Rating:
After saying "au revoir" to longtime friend/collaborator Nicolas Fromageau, Anthony Gonzalez goes it alone for album three, upping the drama (there's even a track called "Teen Angst") by layering electro-acoustic sci-fi backdrops atop often-campy dialogue (written by his brother), and then buoying it all with by a massive noir choir. From the buzzing nighttime Blade Runner skyline of the cover art to lyrics investigating car wrecks and dislodged brains, this is a mammoth collusion of synth gasps and distorted swirls, darker and more urban than its meadow-bound predecessor. If Gonzalez had gone ahead with only epic Vangelis modulations, Before the Dawn Heals Us would collapse under hollow ponderousness. Instead, he weaves a rock backbone into his tangerine-dream landscape with steady doses of highly effective live drums, gigantic post-MBV guitar, and sharper, more defined songwriting that helps to beef up the diaphanous symphony.
As those familiar with the group would expect, the icy Sigur Rós estuaries and incidental glaciers are ably glorious (as are the commingling interludes, tentative minimalist pairings with children's voices, drifting sound-streams, and assorted channel surfs), but the larger success belongs to denser, more propulsive Kevin Shields-style hooks. Launching amid the urgent, ghostly sighs of "Tina" draped over a frantic drum/synth meltdown, "Don't Save Us From the Flames" is a coiled bit of apocalyptic pop compulsion with a J.G. Ballard storyline: "A piece of brain in my hair/ The wheels are melting." Also built on rock'n'roll, "Fields, Shorelines, and Hunters" punts a precipitous Milky Way barnstorm of cascading feedback, drum buildups, and vocal cut-ups that lead into the even headier "*", which breaks orbit, uncoiling the previous track's static energy with a patch of cathartic shoegaze glaciers from Saturn. (If you close your eyes, you might feel like you're levitating.)
Still, however cathartic, these baroque bursts will more than likely overwhelm listeners pragmatic and/or cynical enough to reject the purple poetry of a John Hughes first kiss or a flitting cliffside Robert Smith love note. It's interesting that M83 don't receive the same sort of "vainglorious" tag as Conor Oberst of Bright Eyes. Borrowing a page from Oberst, Gonzalez even opens the new record with a dramatic monologue: Languid drum rolls and chiming guitar/key-drifts pile up alongside a breathy "They say I made the moon" spoken by American actress Kate Moran, and culminating in "raise your arms the highest they can, so the whole universe will glow." Which, really, is what Gonzalez attempts to do over the course of these 15 tracks. (As we later learn, closing your eyes could perhaps kill the sun). But where Oberst sounds out of place on Digital Ash in a Digital Urn, Gonzalez confidently weds ones and zeros, forgoing millennial chilliness for depth and color.

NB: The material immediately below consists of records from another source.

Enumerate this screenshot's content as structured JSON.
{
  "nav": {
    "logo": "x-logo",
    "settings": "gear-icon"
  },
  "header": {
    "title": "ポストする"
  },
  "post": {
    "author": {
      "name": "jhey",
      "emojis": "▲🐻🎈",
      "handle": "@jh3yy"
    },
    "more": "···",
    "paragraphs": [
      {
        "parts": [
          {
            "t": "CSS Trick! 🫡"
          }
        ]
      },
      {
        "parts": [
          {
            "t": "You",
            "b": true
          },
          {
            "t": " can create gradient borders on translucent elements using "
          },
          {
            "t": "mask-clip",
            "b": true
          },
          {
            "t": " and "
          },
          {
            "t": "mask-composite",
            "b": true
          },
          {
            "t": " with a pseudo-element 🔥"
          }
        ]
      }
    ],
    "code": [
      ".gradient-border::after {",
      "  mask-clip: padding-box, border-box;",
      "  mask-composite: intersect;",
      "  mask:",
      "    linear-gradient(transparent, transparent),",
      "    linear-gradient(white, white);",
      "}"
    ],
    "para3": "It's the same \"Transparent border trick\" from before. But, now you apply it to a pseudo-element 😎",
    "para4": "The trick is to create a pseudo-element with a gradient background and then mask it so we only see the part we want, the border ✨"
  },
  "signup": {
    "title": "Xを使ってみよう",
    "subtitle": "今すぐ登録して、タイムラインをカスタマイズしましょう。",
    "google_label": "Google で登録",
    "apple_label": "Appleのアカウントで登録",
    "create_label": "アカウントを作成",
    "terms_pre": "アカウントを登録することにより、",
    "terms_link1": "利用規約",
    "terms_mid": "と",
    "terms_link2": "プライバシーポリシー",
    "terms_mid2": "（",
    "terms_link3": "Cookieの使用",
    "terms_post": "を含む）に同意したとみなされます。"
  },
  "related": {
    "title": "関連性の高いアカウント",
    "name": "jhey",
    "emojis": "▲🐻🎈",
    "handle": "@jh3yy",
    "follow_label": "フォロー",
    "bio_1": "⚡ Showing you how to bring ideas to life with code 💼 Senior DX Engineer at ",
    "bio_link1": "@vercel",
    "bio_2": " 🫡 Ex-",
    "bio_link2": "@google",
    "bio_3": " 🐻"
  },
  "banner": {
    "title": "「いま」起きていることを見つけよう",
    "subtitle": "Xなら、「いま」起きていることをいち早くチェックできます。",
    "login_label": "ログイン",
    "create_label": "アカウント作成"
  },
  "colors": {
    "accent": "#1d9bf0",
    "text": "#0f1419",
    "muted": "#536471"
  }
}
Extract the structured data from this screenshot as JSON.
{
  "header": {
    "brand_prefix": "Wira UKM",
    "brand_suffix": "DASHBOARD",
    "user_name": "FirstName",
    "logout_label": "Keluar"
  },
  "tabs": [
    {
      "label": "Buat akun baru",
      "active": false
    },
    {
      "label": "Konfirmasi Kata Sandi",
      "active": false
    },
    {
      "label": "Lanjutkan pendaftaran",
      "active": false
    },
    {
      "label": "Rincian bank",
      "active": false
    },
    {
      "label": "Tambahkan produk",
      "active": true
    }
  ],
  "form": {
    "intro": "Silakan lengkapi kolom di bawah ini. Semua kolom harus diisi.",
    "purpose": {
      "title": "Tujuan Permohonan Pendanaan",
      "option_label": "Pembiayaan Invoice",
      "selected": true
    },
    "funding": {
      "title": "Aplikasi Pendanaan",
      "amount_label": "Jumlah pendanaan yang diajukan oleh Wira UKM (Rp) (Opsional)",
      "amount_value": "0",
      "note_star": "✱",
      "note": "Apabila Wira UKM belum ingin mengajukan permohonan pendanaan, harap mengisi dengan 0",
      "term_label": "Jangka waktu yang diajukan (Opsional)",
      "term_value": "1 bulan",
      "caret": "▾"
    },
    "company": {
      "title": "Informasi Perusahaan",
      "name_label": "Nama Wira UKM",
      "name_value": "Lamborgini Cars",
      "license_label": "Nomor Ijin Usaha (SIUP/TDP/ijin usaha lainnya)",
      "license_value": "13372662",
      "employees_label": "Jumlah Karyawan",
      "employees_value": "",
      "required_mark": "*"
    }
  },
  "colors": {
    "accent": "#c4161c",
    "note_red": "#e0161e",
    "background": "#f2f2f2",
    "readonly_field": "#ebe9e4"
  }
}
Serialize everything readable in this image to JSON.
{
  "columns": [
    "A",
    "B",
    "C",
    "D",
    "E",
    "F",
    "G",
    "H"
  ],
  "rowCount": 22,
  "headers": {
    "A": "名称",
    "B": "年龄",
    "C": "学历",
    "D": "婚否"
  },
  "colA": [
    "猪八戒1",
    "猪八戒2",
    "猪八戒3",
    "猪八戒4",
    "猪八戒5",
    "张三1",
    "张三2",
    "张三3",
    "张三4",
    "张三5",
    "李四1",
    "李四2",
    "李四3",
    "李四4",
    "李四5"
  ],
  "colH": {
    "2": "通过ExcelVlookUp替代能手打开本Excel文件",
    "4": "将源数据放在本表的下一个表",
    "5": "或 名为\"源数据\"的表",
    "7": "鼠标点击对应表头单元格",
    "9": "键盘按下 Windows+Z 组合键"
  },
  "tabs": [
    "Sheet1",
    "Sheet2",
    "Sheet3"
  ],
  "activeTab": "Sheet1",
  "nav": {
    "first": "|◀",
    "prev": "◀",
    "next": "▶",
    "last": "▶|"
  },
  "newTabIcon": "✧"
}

Which is one of a million reasons why Gonzalez is hard to frame. Not exactly a singer/songwriter or a dance-floor hero, Gonzalez is less about shoegazing or rock-boy myopia than the unbounded and gargantuan romanticism of a Vincent-Gallo-esque auteur: Entering the realm of M83 is less about Mogwai-esque post-rock than it is about going along with the ebbs and flows of Gonzalez's nearly faceless otherworldly flights of fancy.
As with most ambitious undertakings, there are dull spots and moments when the dialogue, sentiments, or other indulgences can try a listener's patience. But more often than not, Gonzalez strikes gold, admirably upping the ante from the subtler Dead Cities, Red Seas & Lost Ghosts and creating a massive, teeming, gaudy edifice that at its best dazzles like its own misty solar system. And even when it implodes, the unintentional fireworks of its collapse create compelling, stunning patterns that leak like colored ink through the nocturnal cloud cover.